The letter to the Home Office, written by the family’s lawyer, Bhatt Murphy, said applying it in this way would effectively “disapply” the recommendation for 97% of the high rise residents in need of a PEEP.
“While the consultation document identifies that it is departing from the inquiry recommendation, it claims that the proposal ‘gives effect to the underlying objective of the inquiry’s recommendation’.
“This is misleading and inaccurate… This recommendation was patently not premised on the additional risk in [buildings with Grenfell-style cladding]. Rather the proposal was founded on the evidence (including expert evidence) of inherent risk of breach of compartmentation in high-rise buildings generally.
“The chair was fully aware and indeed explicitly acknowledged that fires of the type that occurred at Grenfell Tower were rare… but he nevertheless considered it necessary to urgently recommend a system of PEEPs in all such buildings.”
Ms Alghani added: “It’s something we are going to keep fighting for.
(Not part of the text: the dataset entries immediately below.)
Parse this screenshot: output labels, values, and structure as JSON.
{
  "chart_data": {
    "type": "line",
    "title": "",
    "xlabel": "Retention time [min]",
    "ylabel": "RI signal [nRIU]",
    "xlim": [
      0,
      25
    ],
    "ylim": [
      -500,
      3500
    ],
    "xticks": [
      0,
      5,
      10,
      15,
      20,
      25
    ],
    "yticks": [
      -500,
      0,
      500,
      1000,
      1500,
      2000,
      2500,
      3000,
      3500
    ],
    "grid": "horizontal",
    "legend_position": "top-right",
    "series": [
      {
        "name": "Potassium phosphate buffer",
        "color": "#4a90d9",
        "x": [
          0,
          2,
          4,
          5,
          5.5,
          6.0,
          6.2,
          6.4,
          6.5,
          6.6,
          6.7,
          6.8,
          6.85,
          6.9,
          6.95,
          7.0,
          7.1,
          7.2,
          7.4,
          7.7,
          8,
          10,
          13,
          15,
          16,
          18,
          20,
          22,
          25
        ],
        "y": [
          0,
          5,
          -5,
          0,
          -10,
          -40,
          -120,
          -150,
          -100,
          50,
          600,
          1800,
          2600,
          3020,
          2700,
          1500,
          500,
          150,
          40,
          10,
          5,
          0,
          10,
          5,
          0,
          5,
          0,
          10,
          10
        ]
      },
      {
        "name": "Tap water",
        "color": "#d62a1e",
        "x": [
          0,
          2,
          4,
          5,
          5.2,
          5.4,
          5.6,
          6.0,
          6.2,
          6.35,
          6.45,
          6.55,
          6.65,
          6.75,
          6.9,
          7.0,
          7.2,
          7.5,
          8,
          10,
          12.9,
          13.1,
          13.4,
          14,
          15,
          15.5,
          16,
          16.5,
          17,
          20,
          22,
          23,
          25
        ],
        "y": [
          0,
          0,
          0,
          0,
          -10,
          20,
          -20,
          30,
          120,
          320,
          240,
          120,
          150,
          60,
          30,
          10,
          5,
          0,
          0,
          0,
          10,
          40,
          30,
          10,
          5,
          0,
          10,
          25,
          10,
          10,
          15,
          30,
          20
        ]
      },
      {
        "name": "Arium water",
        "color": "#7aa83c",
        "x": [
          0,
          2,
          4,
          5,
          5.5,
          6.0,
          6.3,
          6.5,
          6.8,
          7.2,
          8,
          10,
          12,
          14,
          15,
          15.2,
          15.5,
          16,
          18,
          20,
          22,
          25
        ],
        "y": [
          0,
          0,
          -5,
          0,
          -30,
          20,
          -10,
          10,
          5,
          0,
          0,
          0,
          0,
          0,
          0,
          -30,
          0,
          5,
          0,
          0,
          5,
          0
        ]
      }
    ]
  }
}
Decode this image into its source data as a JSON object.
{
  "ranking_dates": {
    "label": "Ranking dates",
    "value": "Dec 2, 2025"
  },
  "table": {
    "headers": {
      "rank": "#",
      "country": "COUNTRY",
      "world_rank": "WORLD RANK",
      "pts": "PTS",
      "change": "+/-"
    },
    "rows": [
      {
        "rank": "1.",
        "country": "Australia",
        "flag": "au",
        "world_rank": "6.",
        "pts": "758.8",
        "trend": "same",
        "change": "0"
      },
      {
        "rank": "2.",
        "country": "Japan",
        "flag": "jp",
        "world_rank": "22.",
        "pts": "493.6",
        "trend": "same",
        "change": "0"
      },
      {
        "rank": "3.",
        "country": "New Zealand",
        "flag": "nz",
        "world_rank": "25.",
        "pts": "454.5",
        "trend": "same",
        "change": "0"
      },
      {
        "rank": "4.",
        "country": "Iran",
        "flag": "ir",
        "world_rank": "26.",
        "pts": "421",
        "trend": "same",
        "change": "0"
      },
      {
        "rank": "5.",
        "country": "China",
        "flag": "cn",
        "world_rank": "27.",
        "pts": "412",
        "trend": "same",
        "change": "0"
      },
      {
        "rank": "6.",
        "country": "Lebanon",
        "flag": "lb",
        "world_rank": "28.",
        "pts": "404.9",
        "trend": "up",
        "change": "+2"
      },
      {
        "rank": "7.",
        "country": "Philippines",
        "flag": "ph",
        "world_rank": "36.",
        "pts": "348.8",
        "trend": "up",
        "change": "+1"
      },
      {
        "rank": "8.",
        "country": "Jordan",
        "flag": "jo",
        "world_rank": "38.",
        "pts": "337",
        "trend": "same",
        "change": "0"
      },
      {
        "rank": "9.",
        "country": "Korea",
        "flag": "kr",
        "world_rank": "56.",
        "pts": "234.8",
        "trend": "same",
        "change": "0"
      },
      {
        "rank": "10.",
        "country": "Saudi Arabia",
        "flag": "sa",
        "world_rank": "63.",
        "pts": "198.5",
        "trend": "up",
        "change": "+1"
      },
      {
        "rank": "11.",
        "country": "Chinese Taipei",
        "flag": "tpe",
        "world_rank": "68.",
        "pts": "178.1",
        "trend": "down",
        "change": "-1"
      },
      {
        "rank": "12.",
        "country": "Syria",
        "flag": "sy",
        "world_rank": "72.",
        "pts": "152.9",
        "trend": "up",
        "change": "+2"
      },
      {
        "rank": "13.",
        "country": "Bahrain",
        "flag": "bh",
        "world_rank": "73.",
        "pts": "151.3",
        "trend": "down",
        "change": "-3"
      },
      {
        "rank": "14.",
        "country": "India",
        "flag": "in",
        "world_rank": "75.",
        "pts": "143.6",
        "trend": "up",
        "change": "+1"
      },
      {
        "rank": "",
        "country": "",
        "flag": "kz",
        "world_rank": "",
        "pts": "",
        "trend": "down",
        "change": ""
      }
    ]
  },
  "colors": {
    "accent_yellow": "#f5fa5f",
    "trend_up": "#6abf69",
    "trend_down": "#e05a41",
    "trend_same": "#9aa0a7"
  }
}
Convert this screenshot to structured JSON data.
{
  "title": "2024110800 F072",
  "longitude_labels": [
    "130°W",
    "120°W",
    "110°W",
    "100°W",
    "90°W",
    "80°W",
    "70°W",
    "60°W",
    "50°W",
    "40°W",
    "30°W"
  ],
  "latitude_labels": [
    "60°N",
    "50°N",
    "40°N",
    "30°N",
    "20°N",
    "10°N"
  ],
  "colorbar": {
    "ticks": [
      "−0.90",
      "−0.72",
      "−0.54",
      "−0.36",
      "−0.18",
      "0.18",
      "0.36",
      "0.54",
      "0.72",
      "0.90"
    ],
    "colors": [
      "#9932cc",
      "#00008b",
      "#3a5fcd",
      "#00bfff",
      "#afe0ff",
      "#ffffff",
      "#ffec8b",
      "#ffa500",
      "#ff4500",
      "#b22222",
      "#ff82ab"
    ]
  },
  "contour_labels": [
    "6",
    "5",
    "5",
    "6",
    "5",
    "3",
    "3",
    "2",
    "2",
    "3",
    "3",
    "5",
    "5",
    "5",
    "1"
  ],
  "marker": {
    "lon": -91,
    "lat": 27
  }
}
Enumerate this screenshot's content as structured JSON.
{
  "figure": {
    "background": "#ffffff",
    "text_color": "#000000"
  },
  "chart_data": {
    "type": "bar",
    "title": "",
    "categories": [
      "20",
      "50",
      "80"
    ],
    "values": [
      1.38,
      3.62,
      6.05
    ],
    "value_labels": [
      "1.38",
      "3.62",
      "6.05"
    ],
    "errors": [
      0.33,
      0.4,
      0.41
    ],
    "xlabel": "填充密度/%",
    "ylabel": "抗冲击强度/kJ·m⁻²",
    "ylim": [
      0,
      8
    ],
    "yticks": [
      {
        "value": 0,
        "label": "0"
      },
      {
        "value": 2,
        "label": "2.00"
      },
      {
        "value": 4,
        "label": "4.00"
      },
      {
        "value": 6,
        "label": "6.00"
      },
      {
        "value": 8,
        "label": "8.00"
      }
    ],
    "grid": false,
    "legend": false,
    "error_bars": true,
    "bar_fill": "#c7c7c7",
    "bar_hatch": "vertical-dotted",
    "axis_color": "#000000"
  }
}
My mum can’t die in vain, We will push and we will fight even if it saves one person in the future because just one person means so much to so many people.”
The letter gave the Home Office seven days to respond and said the family was “open to resolving this matter without recourse to judicial review” if possible.
A Home Office spokesperson said: “We have received this pre-action letter and are considering our response. It would be inappropriate to comment further at this stage.”
A spokesperson for RBKC said: “Grenfell is a tragedy that should not have happened and can never happen again, and our first and last thoughts will always be with those who lost their lives, their families and their friends. Nothing we do now can change the events of 14 June 2017, but stark lessons have been learned and we continue to change.
“Since the tragedy, we have installed premises information boxes on all buildings over 30m and will have added them to all buildings over 18m by the end of 2020; offered residents in high-rise buildings a fire risk assessment, emergency evacuation information and personal emergency evacuation plans where required; and put in place a new specialist fire safety team and fire risk management strategy.”